Questa pessima e diffusa pratica commerciale si fonda, sostanzialmente, su prezzi di vendita al pubblico gonfiati, visto che l’editore può permettersi il lusso di scontare i libri del 15% appena arrivano sul mercato. Un comportamento del genere costituisce evidentemente una violazione dell’idea che la cultura debba essere accessibile a tutti. Probabilmente, si potrebbe ravvisare addirittura una violazione del principio costituzionale di cui abbiamo già parlato in precedenza… E le piccole librerie continuano da anni a pagare il prezzo di queste pratiche scorrette!

La nuova legge sul libro

Ed eccoci finalmente arrivati alla nuova legge sul libro, entrata in vigore a fine marzo. Cosa prevede? Ovviamente, ci sono diverse misure interessanti, ma l’intervento sugli sconti è quello che più concretamente può modificare lo status quo. La nuova legge sul libro stabilisce, infatti, che lo sconto sul prezzo di vendita del libro non può superare il 5% (sia in punti di vendita fisici sia online).

Con questo provvedimento si spera, quindi, di arginare la concorrenza sleale di editori e colossi del digitale nei confronti delle librerie.

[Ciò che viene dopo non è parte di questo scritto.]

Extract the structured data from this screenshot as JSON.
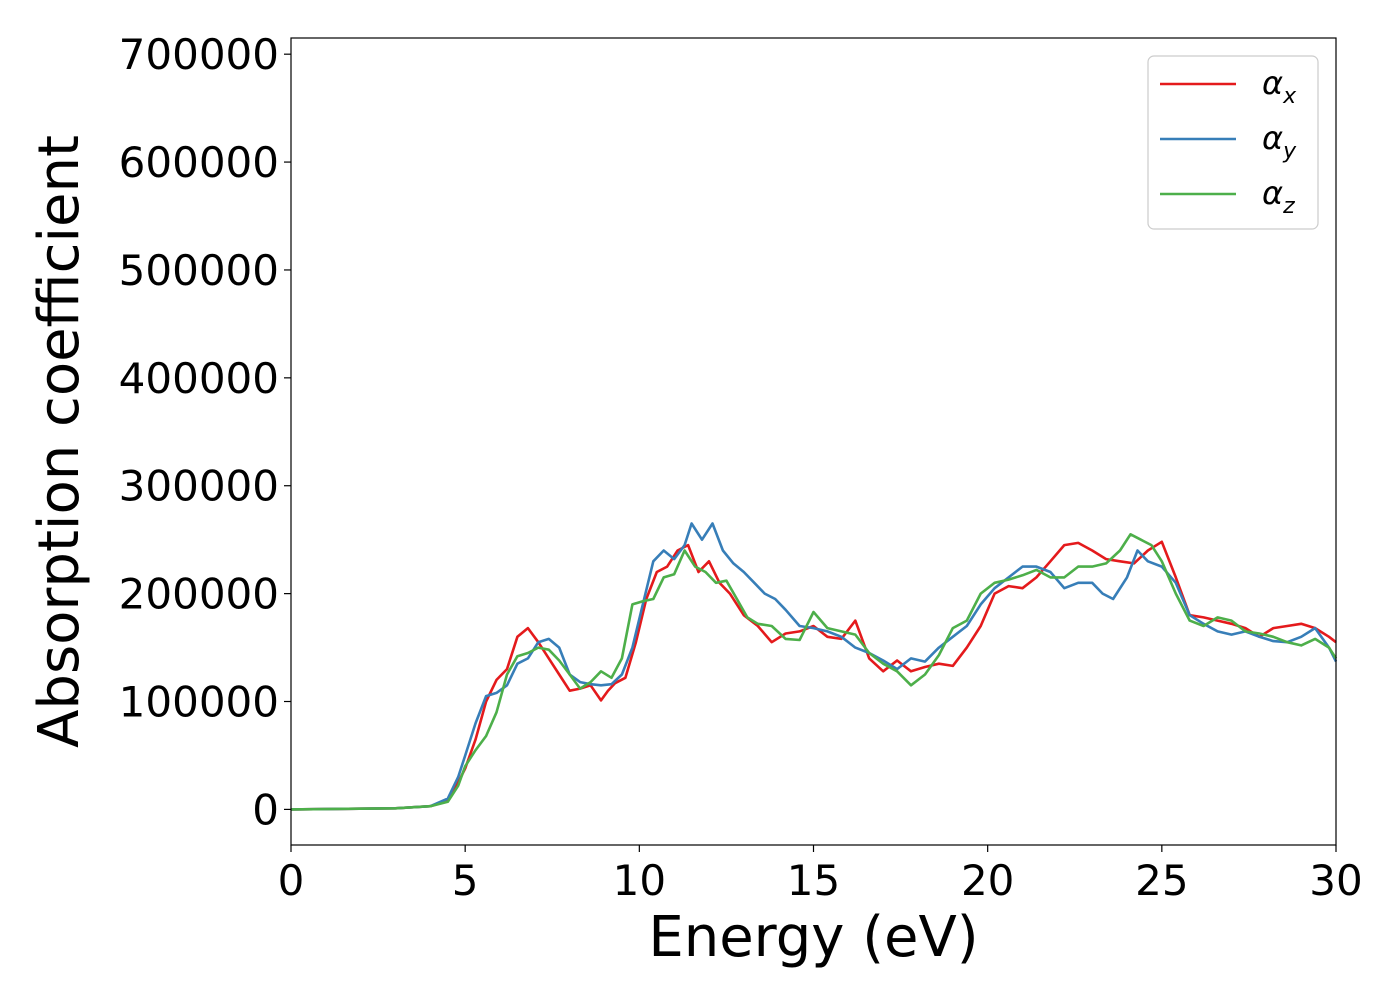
{
  "chart_data": {
    "type": "line",
    "title": "",
    "xlabel": "Energy (eV)",
    "ylabel": "Absorption coefficient",
    "xlim": [
      0,
      30
    ],
    "ylim": [
      -33000,
      715000
    ],
    "xticks": [
      0,
      5,
      10,
      15,
      20,
      25,
      30
    ],
    "yticks": [
      0,
      100000,
      200000,
      300000,
      400000,
      500000,
      600000,
      700000
    ],
    "grid": false,
    "legend_position": "top-right",
    "series": [
      {
        "name": "αx",
        "symbol": "α",
        "subscript": "x",
        "color": "#e41a1c",
        "x": [
          0,
          3,
          4,
          4.5,
          4.8,
          5,
          5.3,
          5.6,
          5.9,
          6.2,
          6.5,
          6.8,
          7.1,
          7.4,
          7.7,
          8,
          8.3,
          8.6,
          8.9,
          9.1,
          9.3,
          9.6,
          9.9,
          10.2,
          10.5,
          10.8,
          11.1,
          11.4,
          11.7,
          12,
          12.3,
          12.6,
          13,
          13.4,
          13.8,
          14.2,
          14.6,
          15,
          15.4,
          15.8,
          16.2,
          16.6,
          17,
          17.4,
          17.8,
          18.2,
          18.6,
          19,
          19.4,
          19.8,
          20.2,
          20.6,
          21,
          21.4,
          21.8,
          22.2,
          22.6,
          23,
          23.4,
          23.8,
          24.2,
          24.6,
          25,
          25.4,
          25.8,
          26.2,
          26.6,
          27,
          27.4,
          27.8,
          28.2,
          28.6,
          29,
          29.4,
          29.8,
          30
        ],
        "y": [
          0,
          1000,
          3000,
          8000,
          25000,
          38000,
          65000,
          100000,
          120000,
          130000,
          160000,
          168000,
          155000,
          140000,
          125000,
          110000,
          112000,
          115000,
          101000,
          110000,
          117000,
          122000,
          155000,
          195000,
          220000,
          225000,
          240000,
          245000,
          220000,
          230000,
          210000,
          200000,
          180000,
          170000,
          155000,
          163000,
          165000,
          170000,
          160000,
          158000,
          175000,
          140000,
          128000,
          138000,
          128000,
          132000,
          135000,
          133000,
          150000,
          170000,
          200000,
          207000,
          205000,
          215000,
          230000,
          245000,
          247000,
          240000,
          232000,
          230000,
          228000,
          240000,
          248000,
          215000,
          180000,
          178000,
          175000,
          172000,
          168000,
          160000,
          168000,
          170000,
          172000,
          168000,
          160000,
          155000
        ]
      },
      {
        "name": "αy",
        "symbol": "α",
        "subscript": "y",
        "color": "#377eb8",
        "x": [
          0,
          3,
          4,
          4.5,
          4.8,
          5,
          5.3,
          5.6,
          5.9,
          6.2,
          6.5,
          6.8,
          7.1,
          7.4,
          7.7,
          8,
          8.3,
          8.6,
          8.9,
          9.2,
          9.5,
          9.8,
          10.1,
          10.4,
          10.7,
          11,
          11.3,
          11.5,
          11.8,
          12.1,
          12.4,
          12.7,
          13,
          13.3,
          13.6,
          13.9,
          14.2,
          14.6,
          15,
          15.4,
          15.8,
          16.2,
          16.6,
          17,
          17.4,
          17.8,
          18.2,
          18.6,
          19,
          19.4,
          19.8,
          20.2,
          20.6,
          21,
          21.4,
          21.8,
          22.2,
          22.6,
          23,
          23.3,
          23.6,
          24,
          24.3,
          24.6,
          25,
          25.4,
          25.8,
          26.2,
          26.6,
          27,
          27.4,
          27.8,
          28.2,
          28.6,
          29,
          29.4,
          29.8,
          30
        ],
        "y": [
          0,
          1000,
          3000,
          10000,
          30000,
          50000,
          80000,
          105000,
          108000,
          115000,
          135000,
          140000,
          155000,
          158000,
          150000,
          125000,
          118000,
          116000,
          115000,
          116000,
          125000,
          150000,
          190000,
          230000,
          240000,
          232000,
          245000,
          265000,
          250000,
          265000,
          240000,
          228000,
          220000,
          210000,
          200000,
          195000,
          185000,
          170000,
          168000,
          165000,
          160000,
          150000,
          145000,
          138000,
          130000,
          140000,
          137000,
          150000,
          160000,
          170000,
          190000,
          205000,
          215000,
          225000,
          225000,
          220000,
          205000,
          210000,
          210000,
          200000,
          195000,
          215000,
          240000,
          230000,
          225000,
          210000,
          180000,
          172000,
          165000,
          162000,
          165000,
          160000,
          156000,
          155000,
          160000,
          168000,
          150000,
          137000
        ]
      },
      {
        "name": "αz",
        "symbol": "α",
        "subscript": "z",
        "color": "#4daf4a",
        "x": [
          0,
          3,
          4,
          4.5,
          4.8,
          5,
          5.3,
          5.6,
          5.9,
          6.2,
          6.5,
          6.8,
          7.1,
          7.4,
          7.7,
          8,
          8.3,
          8.6,
          8.9,
          9.2,
          9.5,
          9.8,
          10.1,
          10.4,
          10.7,
          11,
          11.3,
          11.6,
          11.9,
          12.2,
          12.5,
          12.8,
          13.1,
          13.4,
          13.8,
          14.2,
          14.6,
          15,
          15.4,
          15.8,
          16.2,
          16.6,
          17,
          17.4,
          17.8,
          18.2,
          18.6,
          19,
          19.4,
          19.8,
          20.2,
          20.6,
          21,
          21.4,
          21.8,
          22.2,
          22.6,
          23,
          23.4,
          23.8,
          24.1,
          24.4,
          24.7,
          25,
          25.4,
          25.8,
          26.2,
          26.6,
          27,
          27.4,
          27.8,
          28.2,
          28.6,
          29,
          29.4,
          29.8,
          30
        ],
        "y": [
          0,
          1000,
          3000,
          7000,
          22000,
          40000,
          55000,
          68000,
          90000,
          125000,
          142000,
          145000,
          150000,
          148000,
          138000,
          125000,
          112000,
          118000,
          128000,
          122000,
          140000,
          190000,
          193000,
          195000,
          215000,
          218000,
          240000,
          225000,
          220000,
          210000,
          212000,
          195000,
          178000,
          172000,
          170000,
          158000,
          157000,
          183000,
          168000,
          165000,
          162000,
          145000,
          135000,
          128000,
          115000,
          125000,
          143000,
          168000,
          175000,
          200000,
          210000,
          213000,
          217000,
          222000,
          215000,
          215000,
          225000,
          225000,
          228000,
          240000,
          255000,
          250000,
          245000,
          230000,
          200000,
          175000,
          170000,
          178000,
          175000,
          165000,
          163000,
          160000,
          155000,
          152000,
          158000,
          150000,
          140000
        ]
      }
    ]
  }
}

L’obbiettivo della nuova legge sul libro, in sostanza, è quello di mettere tutti i soggetti del settore in condizioni di competitività simili, eque, accessibili a tutti.

Allo sconto del 5% ci sono alcune eccezioni. Per esempio, gli editori possono proporre per un solo mese all’anno uno sconto superiore al 5%, fino al massimo del 20%. Questa possibilità, però, non esiste per i libri pubblicati da meno di sei mesi.

Rimangono esclusi dai tetti degli sconti, come già previsto dalla legge n. 62 del 7 Marzo 2001, anche i libri pubblicati da almeno venti mesi e acquistati dal punto vendita da almeno sei mesi… Tradotto in parole povere, i libri vecchi si possono vendere al prezzo che si vuole, diminuito o aumentato.

A conti fatti, comunque, lo spirito della nuova legge sul libro cerca di sanare una situazione che si è aggravata negli anni e che ha messo in ginocchio tante piccole librerie indipendenti. Non sappiamo se si tratterà di una norma risolutiva al 100%, ma con tutta probabilità consentirà di compiere un passo in avanti verso un mercato più equilibrato e accessibile a tutti.

Non arrabbiatevi, quindi, quando entrate in una libreria e vi rifiutano uno sconto o ve ne fanno uno che vi sembra bassissimo. Speriamo, con questo articolo, di avervi aiutato a comprendere un po’ meglio come stanno le cose e cosa prevede la normativa italiana nel nostro settore. Ma, soprattutto, speriamo di aver trasmesso la nostra convinzione più importante: che la qualità è più importante della quantità, che la competenza ha un valore e che il gioco al ribasso, in fondo, ha le gambe corte!